Thailand's gamers fight to save the open internet

Panoramic view of urban landscape in Bangkok Thailand in twilight time at high rise building

Thailand's military junta has already banned Facebook (a few times), Bitcoin and the game Tropico, but that's not enough for the censor-happy dictatorship. The nation is now kicking around the idea of a single gateway -- effectively one internet connection between Thailand and the rest of the world. With that in place, the government would have complete control over the country's internet traffic, making censorship and surveillance a breeze. Naturally, this so-called Great Firewall of Thailand isn't something that its citizens are taking lying down, which is why several government websites were taken down in a co-ordinated DDoS attack last week.

The cause is uniting several disparate groups from privacy campaigners all the way through to gamers. The attacks themselves were co-ordinated using Facebook, with the Anti-CAT Tower Mob among several to run the show. Users were encouraged to constantly refresh government websites, like that of the Ministry of Defense, until their servers fell over -- and even that is over the limit of what's considered a lawful protest. The movement has even created a cartoon character to represent the plan in the form of Nong Kalaland.

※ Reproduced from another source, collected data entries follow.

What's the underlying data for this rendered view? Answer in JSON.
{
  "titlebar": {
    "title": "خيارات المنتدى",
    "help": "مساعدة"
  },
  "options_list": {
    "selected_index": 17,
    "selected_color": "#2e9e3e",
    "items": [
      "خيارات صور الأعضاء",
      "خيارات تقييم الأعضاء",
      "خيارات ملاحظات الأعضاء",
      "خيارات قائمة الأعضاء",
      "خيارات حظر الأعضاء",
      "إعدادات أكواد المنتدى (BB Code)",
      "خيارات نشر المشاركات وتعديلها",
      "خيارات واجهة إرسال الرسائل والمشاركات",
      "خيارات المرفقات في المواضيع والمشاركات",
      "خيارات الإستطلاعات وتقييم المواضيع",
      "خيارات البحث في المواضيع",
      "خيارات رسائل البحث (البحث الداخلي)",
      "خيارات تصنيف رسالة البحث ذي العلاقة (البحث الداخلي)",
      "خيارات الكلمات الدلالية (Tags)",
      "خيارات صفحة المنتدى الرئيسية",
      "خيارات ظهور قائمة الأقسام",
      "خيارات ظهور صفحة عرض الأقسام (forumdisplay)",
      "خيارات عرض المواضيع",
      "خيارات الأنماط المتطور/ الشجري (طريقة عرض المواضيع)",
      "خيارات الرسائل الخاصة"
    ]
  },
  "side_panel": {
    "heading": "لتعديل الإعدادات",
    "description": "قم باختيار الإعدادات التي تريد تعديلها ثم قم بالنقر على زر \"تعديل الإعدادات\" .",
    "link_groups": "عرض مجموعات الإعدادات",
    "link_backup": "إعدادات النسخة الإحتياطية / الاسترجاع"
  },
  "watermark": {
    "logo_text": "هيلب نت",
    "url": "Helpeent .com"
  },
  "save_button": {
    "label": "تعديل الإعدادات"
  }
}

Shortly after the DDoS attack was launched, the country's minister for information, Uttama Savanayana, spoke to allay fears about the project. He said that the single gateway was designed to improve internet speeds while making it cheaper for the government to run. In addition, Thailand's leader General Prayut Chan-o-cha said that the plan wouldn't go ahead if it was found to be a breach of human rights. We're not entirely sure we'll take on trust the word of a military dictatorship, so we'll expect to see a spike in people searching for privacy tools like Marionette in the country.